I keep receiving an error when trying to randomSplit in pySpark.
I've added these dependencies:
#Step 1: Install Dependencies
!apt-get install openjdk-8-jdk-headless -qq > /dev/null
!wget -q https://archive.apache.org/dist/spark/spark-3.3.0/spark-3.3.0-bin-hadoop3.tgz
!tar xf spark-3.3.0-bin-hadoop3.tgz
!pip install -q findspark
#Step 2: Add environment variables
import os
os.environ["JAVA_HOME"] = "/usr/lib/jvm/java-8-openjdk-amd64"
os.environ["SPARK_HOME"] = "spark-3.3.0-bin-hadoop3"
#Step 3: Initialize Pyspark
import findspark
findspark.init()
Created the pySpark environment:
#creating spark context
from pyspark.sql import SparkSession
spark = SparkSession.builder.appName('lr_example').getOrCreate()
and added these:
# Import VectorAssembler and Vectors
from pyspark.ml.linalg import Vectors
from pyspark.ml.feature import VectorAssembler
from pyspark.ml.regression import LinearRegression
However, every time I run this:
final_df = output.select("features", "medv").show()
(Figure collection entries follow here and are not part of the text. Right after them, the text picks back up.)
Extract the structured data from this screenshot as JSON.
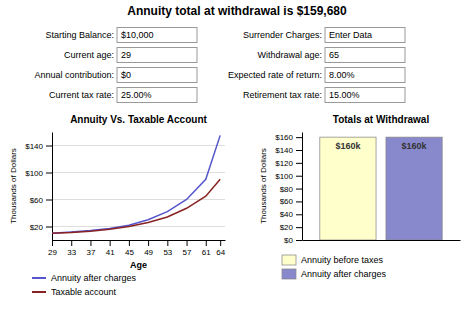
{
  "title": "Annuity total at withdrawal is $159,680",
  "annotations": [
    [
      "Starting Balance:",
      "$10,000"
    ],
    [
      "Current age:",
      "29"
    ],
    [
      "Annual contribution:",
      "$0"
    ],
    [
      "Current tax rate:",
      "25.00%"
    ],
    [
      "Surrender Charges:",
      "Enter Data"
    ],
    [
      "Withdrawal age:",
      "65"
    ],
    [
      "Expected rate of return:",
      "8.00%"
    ],
    [
      "Retirement tax rate:",
      "15.00%"
    ]
  ],
  "chart_data": [
    {
      "type": "line",
      "title": "Annuity Vs. Taxable Account",
      "x_label": "Age",
      "y_label": "Thousands of Dollars",
      "x": [
        29,
        33,
        37,
        41,
        45,
        49,
        53,
        57,
        61,
        64
      ],
      "series": [
        {
          "name": "Annuity after charges",
          "color": "#5555cc",
          "values": [
            10,
            12,
            14,
            17,
            22,
            30,
            42,
            60,
            90,
            155
          ]
        },
        {
          "name": "Taxable account",
          "color": "#882222",
          "values": [
            10,
            11,
            13,
            16,
            20,
            26,
            34,
            47,
            65,
            90
          ]
        }
      ],
      "xlim": [
        29,
        65
      ],
      "xticks": [
        29,
        33,
        37,
        41,
        45,
        49,
        53,
        57,
        61,
        64
      ],
      "ylim": [
        0,
        160
      ],
      "yticks": [
        {
          "value": 20,
          "label": "$20"
        },
        {
          "value": 60,
          "label": "$60"
        },
        {
          "value": 100,
          "label": "$100"
        },
        {
          "value": 140,
          "label": "$140"
        }
      ],
      "grid": true,
      "legend": "bottom"
    },
    {
      "type": "bar",
      "title": "Totals at Withdrawal",
      "y_label": "Thousands of Dollars",
      "categories": [
        null
      ],
      "series": [
        {
          "name": "Annuity before taxes",
          "color": "#ffffcc",
          "values": [
            160
          ],
          "value_labels": [
            "$160k"
          ]
        },
        {
          "name": "Annuity after charges",
          "color": "#8888cc",
          "values": [
            160
          ],
          "value_labels": [
            "$160k"
          ]
        }
      ],
      "ylim": [
        0,
        168
      ],
      "yticks": [
        {
          "value": 0,
          "label": "$0"
        },
        {
          "value": 20,
          "label": "$20"
        },
        {
          "value": 40,
          "label": "$40"
        },
        {
          "value": 60,
          "label": "$60"
        },
        {
          "value": 80,
          "label": "$80"
        },
        {
          "value": 100,
          "label": "$100"
        },
        {
          "value": 120,
          "label": "$120"
        },
        {
          "value": 140,
          "label": "$140"
        },
        {
          "value": 160,
          "label": "$160"
        }
      ],
      "grid": false,
      "data_labels": true,
      "tick_labels": "y",
      "legend": "bottom"
    }
  ]
}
train_data, test_data = final_df.randomSplit([0.7, 0.3])
I get this:
---------------------------------------------------------------------------
AttributeError Traceback (most recent call last)
<ipython-input-76-e27b8ca71b51> in <cell line: 1>()
----> 1 train_data, test_data = final_df.randomSplit([0.7, 0.3])
AttributeError: 'NoneType' object has no attribute 'randomSplit'
Any ideas? I searched around for what needs to be imported and it seems I have everything but it won't load. Link to Github doc
you left out the only important line
final_df = output.select("features", "medv").show()
show prints the results but returns None ... so you are setting final_df to none
instead
final_df = output.select("features", "medv") # create df
final_df.show() # print it